С секунду он смотрел в пол, словно перебирая какие-то воспоминания — любовные или горестные, сказать не могу.
— Прокатиться на нем за двадцать копеек можно было, — прибавил толстяк, — но в восьмидесятых его там не было.
«Народнефть» сняла с себя какую-либо ответственность за аферу Казака, сославшись на то, что обещала лишь перекачивать нефть и платить налоги — после того, как будет построен причал. Вывод своих акций на нью-йоркскую биржу она отложила. Разного рода министерства, в которые мы обращались, посылали нас на хер — в менее, впрочем, благовоспитанных выражениях. О Вячеславе Александровиче мы ничего больше не слышали. Скорее всего, люди Казака просто перевербовали нашего инспектора, — вероятно, при первом его исчезновении, после которого он представил нам лживый отчет. Может быть, припугнули или соблазнили деньгами или женщинами, а скорее всего, и то, и другое, и третье. Я его винить не могу. Нашу компанию утешало лишь то, что арктическую катастрофу, которую она потерпела, вскоре заслонили российские новости еще и худшего толка: крупные экспроприации в Москве, танки на Кавказе, страхи и вражда, которые словно изливались из Кремля, затопляя Красную площадь, а за нею и всю нищую, оглушенную Россию. Мы удостоились нескольких абзацев в «Уолл-стрит джорнал» и «Файнэншл таймc» плюс почетного упоминания в статье Стива Уолша о наивных банкирах и нравах Дикого Востока.

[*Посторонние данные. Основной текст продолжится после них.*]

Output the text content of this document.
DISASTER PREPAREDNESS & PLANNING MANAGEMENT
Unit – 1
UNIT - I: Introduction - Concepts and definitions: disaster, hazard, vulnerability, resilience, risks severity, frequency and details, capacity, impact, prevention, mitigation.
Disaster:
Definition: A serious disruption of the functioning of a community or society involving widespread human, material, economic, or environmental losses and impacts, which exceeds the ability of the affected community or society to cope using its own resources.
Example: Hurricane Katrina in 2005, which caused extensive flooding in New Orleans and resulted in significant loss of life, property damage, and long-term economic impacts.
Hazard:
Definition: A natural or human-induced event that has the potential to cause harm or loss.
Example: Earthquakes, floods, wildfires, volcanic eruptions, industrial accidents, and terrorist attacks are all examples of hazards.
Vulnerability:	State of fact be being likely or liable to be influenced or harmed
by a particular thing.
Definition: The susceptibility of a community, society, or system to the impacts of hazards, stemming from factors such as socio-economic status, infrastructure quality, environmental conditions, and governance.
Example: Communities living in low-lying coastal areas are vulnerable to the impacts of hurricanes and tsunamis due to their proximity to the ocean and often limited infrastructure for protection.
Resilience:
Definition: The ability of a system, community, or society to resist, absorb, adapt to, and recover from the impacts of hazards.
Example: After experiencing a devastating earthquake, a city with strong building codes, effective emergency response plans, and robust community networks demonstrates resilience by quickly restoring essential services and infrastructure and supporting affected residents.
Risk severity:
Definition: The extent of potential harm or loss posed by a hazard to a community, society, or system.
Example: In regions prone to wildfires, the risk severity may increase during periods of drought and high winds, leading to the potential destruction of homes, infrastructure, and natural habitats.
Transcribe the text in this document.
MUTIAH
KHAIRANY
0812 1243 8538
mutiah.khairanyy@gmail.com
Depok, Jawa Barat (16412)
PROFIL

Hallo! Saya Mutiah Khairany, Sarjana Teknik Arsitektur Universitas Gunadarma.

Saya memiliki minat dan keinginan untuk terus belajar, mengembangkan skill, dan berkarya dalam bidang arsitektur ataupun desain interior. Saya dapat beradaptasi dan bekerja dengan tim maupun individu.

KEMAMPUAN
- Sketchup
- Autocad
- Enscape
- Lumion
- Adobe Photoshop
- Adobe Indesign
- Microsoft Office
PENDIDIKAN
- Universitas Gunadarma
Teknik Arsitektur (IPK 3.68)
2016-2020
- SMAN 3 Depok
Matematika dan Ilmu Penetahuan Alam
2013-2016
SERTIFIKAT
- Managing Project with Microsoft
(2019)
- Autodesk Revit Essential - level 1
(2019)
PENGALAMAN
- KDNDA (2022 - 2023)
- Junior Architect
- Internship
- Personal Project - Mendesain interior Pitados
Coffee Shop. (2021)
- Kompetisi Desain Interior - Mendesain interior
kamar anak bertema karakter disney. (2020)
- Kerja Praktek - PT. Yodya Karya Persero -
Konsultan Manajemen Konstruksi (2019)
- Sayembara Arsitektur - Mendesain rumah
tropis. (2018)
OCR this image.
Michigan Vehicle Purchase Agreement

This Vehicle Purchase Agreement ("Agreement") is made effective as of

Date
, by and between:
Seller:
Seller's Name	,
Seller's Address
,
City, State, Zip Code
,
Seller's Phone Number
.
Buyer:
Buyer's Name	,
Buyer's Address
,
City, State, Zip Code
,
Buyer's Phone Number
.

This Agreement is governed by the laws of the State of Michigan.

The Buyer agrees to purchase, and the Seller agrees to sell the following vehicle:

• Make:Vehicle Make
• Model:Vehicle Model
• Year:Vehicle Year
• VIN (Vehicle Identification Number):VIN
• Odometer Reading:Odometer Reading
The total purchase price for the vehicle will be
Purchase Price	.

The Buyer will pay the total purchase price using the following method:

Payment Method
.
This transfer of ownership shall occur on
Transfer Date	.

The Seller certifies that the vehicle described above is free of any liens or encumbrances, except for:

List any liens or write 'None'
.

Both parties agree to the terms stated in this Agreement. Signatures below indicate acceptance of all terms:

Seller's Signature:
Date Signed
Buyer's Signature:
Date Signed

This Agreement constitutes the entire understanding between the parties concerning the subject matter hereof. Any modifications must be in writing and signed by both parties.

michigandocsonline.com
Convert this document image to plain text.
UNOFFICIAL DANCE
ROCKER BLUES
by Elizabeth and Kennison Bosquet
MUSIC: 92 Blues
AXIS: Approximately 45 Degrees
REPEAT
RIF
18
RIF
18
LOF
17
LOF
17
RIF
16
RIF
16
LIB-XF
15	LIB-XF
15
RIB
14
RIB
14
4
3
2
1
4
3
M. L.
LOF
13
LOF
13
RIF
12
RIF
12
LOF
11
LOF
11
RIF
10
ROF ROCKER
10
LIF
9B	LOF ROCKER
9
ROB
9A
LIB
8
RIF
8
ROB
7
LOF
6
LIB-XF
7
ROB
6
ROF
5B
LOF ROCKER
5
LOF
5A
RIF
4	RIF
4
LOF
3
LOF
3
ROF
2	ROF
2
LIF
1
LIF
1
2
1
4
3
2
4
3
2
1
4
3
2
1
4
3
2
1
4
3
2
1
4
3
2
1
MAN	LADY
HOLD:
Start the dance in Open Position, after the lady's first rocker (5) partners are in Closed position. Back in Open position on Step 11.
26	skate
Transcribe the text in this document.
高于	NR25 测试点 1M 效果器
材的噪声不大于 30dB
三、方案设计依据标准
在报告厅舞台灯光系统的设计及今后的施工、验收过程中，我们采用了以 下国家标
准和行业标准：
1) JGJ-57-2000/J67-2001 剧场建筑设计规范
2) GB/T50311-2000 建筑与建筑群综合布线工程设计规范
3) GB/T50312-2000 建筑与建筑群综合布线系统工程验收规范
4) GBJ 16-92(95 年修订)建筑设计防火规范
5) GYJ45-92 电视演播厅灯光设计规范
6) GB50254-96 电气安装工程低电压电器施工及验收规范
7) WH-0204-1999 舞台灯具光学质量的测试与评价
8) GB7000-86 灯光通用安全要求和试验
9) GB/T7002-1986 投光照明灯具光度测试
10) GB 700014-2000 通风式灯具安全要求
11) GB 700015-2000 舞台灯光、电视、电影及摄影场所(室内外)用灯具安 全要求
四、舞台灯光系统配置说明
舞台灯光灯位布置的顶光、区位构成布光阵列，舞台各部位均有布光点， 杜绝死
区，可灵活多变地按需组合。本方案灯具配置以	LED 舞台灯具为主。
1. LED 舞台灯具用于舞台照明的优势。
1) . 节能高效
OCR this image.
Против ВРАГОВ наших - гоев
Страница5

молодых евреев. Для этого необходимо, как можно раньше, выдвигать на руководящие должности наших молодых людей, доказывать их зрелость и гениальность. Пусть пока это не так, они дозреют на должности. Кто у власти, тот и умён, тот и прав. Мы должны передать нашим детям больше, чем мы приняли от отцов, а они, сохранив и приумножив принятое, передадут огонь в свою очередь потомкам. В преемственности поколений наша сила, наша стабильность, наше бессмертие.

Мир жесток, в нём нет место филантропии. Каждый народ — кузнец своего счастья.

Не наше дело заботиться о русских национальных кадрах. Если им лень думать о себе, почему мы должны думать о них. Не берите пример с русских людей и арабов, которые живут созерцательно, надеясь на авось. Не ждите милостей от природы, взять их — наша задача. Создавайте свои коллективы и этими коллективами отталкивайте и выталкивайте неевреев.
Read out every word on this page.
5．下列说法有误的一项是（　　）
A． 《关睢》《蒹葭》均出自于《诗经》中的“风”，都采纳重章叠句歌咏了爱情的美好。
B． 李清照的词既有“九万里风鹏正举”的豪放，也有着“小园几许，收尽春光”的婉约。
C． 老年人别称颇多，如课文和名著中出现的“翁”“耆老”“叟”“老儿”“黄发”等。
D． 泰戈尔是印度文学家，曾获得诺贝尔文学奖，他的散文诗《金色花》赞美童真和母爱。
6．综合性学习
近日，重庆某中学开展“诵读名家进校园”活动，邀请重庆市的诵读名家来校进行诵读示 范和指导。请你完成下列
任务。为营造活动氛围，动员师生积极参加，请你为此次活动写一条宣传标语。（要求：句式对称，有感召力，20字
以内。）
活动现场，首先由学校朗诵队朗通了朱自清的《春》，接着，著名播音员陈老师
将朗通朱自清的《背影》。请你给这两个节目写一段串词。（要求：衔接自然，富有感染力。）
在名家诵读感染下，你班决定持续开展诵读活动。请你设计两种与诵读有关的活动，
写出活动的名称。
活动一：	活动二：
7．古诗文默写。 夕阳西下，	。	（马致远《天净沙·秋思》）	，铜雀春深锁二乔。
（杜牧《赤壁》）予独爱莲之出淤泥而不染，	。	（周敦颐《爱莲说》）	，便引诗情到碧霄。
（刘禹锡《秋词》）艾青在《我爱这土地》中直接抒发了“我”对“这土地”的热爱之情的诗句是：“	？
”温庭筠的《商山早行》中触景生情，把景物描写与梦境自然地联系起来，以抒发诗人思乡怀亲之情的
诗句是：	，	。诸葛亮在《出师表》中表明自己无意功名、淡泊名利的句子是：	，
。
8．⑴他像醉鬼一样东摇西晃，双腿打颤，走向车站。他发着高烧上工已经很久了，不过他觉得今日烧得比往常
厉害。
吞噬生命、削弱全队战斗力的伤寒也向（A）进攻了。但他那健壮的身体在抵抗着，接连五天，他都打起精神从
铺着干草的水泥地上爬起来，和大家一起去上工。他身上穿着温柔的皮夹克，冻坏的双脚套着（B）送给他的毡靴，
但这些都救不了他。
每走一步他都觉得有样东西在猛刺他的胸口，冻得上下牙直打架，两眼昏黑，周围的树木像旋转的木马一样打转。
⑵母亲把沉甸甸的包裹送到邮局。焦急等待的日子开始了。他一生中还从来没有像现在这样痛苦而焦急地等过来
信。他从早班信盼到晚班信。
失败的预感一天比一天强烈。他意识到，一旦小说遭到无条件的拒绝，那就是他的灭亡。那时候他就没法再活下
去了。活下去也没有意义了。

Вскоре после случившегося с нами русские снова не поделили что-то с американцами, Кремль отложил выборы, и большая часть московских иностранцев начала поглядывать в сторону аэропортов. Я думаю, впрочем, что Паоло остался бы в Москве, если бы наша компания не уволила его в надежде умиротворить банкиров. Насколько мне известно, он обосновался в Рио.
Меня же не уволили, но отозвали в Лондон и со всевозможным тактом перевели, как тебе известно, в корпоративный отдел нашего головного офиса, чтобы я просиживал штаны в подвалах покупаемых или продаваемых кем-то компаний, просматривал документы и никогда, ни при каких обстоятельствах не заговаривал с клиентами, — это примерно то же, что перевод полицейского детектива обратно в регулировщики уличного движения. Я вернулся к тусклой жизни, каковую теперь и веду. Старые университетские знакомые, которые водятся со мной лишь из чувства долга или потому, что им не хватает духу дать мне от ворот поворот. Работа, которая меня убивает. Ты.